Runnable as Action

This guide will teach you how to use a Runnable as an action inside a guardrails configuration.

Prerequisites

Set up an OpenAI API key, if not already set.

export OPENAI_API_KEY=$OPENAI_API_KEY    # Replace with your own key

Install the LangChain x OpenAI integration package.

pip install langchain-openai

If you’re running this inside a notebook, you also need to patch the AsyncIO loop.

import nest_asyncio

nest_asyncio.apply()

Sample Runnable

Let’s create a sample Runnable that checks if a string provided as input contains certain keyword.

from langchain_core.runnables import Runnable

class CheckKeywordsRunnable(Runnable):
    def invoke(self, input, config = None, **kwargs):
        text = input["text"]
        keywords = input["keywords"].split(",")

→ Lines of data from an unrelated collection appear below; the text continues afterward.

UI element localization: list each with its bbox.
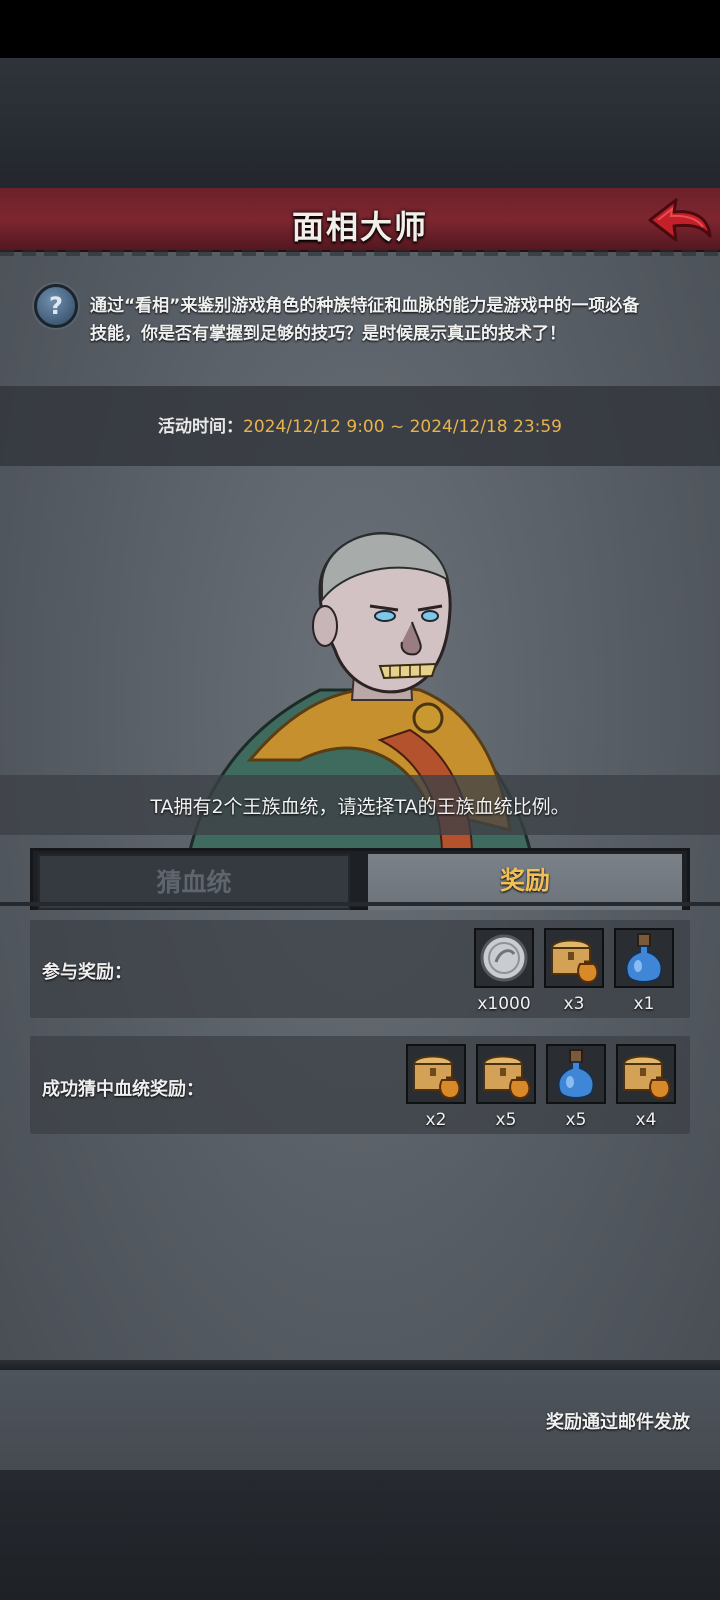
mail-delivery-note: 奖励通过邮件发放: [546, 1412, 690, 1433]
reward-item-chest[interactable]: [476, 1044, 536, 1104]
back-button[interactable]: [646, 194, 714, 246]
event-description: 通过“看相”来鉴别游戏角色的种族特征和血脉的能力是游戏中的一项必备技能，你是否有…: [90, 296, 640, 344]
top-backdrop: [0, 58, 720, 188]
reward-item-potion[interactable]: [614, 928, 674, 988]
activity-time-label: 活动时间：: [158, 417, 243, 437]
reward-qty: x1: [633, 994, 655, 1014]
reward-qty: x4: [635, 1110, 657, 1130]
reward-item-potion[interactable]: [546, 1044, 606, 1104]
treasure-chest-icon: [622, 1055, 671, 1100]
bottom-backdrop: [0, 1470, 720, 1600]
page-title: 面相大师: [291, 208, 428, 246]
reward-qty: x5: [495, 1110, 517, 1130]
participation-reward-label: 参与奖励：: [42, 962, 132, 983]
reward-qty: x3: [563, 994, 585, 1014]
treasure-chest-icon: [412, 1055, 461, 1100]
treasure-chest-icon: [550, 939, 599, 984]
reward-qty: x2: [425, 1110, 447, 1130]
back-arrow-icon: [648, 198, 712, 242]
reward-qty: x5: [565, 1110, 587, 1130]
status-bar: [0, 0, 720, 58]
question-prompt: TA拥有2个王族血统，请选择TA的王族血统比例。: [150, 796, 570, 818]
reward-item-silver-coin[interactable]: [474, 928, 534, 988]
footer-divider: [0, 1360, 720, 1370]
title-bar: 面相大师: [0, 188, 720, 256]
silver-coin-icon: [480, 934, 528, 982]
reward-qty: x1000: [477, 994, 531, 1014]
activity-time: 活动时间：2024/12/12 9:00 ~ 2024/12/18 23:59: [0, 412, 720, 437]
reward-item-chest[interactable]: [406, 1044, 466, 1104]
treasure-chest-icon: [482, 1055, 531, 1100]
blue-potion-icon: [557, 1049, 595, 1099]
help-icon[interactable]: ?: [34, 284, 78, 328]
blue-potion-icon: [625, 933, 663, 983]
tab-divider: [0, 902, 720, 906]
reward-item-chest[interactable]: [616, 1044, 676, 1104]
reward-item-chest[interactable]: [544, 928, 604, 988]
activity-time-value: 2024/12/12 9:00 ~ 2024/12/18 23:59: [243, 417, 562, 437]
success-reward-label: 成功猜中血统奖励：: [42, 1079, 204, 1100]
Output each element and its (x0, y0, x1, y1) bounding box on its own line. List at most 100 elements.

        for keyword in keywords:
            if keyword.strip() in text:
                return True

        return False

print(CheckKeywordsRunnable().invoke({"text": "This is a proprietary message", "keywords": "proprietary"}))
True

Guardrails Configuration

Now, let’s create a guardrails configuration that uses the CheckKeywords runnable as part of an input rail flow. To achieve this, you need to register an instance of CheckKeywords as an action. In the snippets below, we register it as the check_keywords action. We can then use this action inside the check proprietary keywords flow, which is used as an input rail.

define flow check proprietary keywords
  $keywords = "proprietary"
  $has_keywords = execute check_keywords(text=$user_message, keywords=$keywords)

  if $has_keywords
    bot refuse to respond
    stop
models:
 - type: main
   engine: openai
   model: gpt-3.5-turbo-instruct

rails:
  input:
    flows:
      - check proprietary keywords
from nemoguardrails import RailsConfig, LLMRails

config = RailsConfig.from_path("config")
rails = LLMRails(config)

rails.register_action(CheckKeywordsRunnable(), "check_keywords")

Testing

Let’s give this a try. If we invoke the guardrails configuration with a message that contains the “proprietary” keyword, the returned response is “I’m sorry, I can’t respond to that”.

response = rails.generate("Give me some proprietary information.")
print(response)
I'm sorry, I can't respond to that.

On the other hand, a message which does not hit the input rail, will proceed as usual.

response = rails.generate("What is the result for 2+2?")
print(response)
The result for 2+2 is 4. This is a basic addition problem that can also be written as 2 plus 2 equals 4, or two plus two equals four. The answer is a basic fact that is often taught in early elementary school and is an important building block for more complex mathematical concepts.

Conclusion

In this guide, you learned how to register a custom Runnable as an action and use it inside a guardrails configuration. This guide uses a basic implementation of a Runnable. However, you can register any type of Runnable, including ones that make calls to the LLM, 3rd party APIs or vector stores.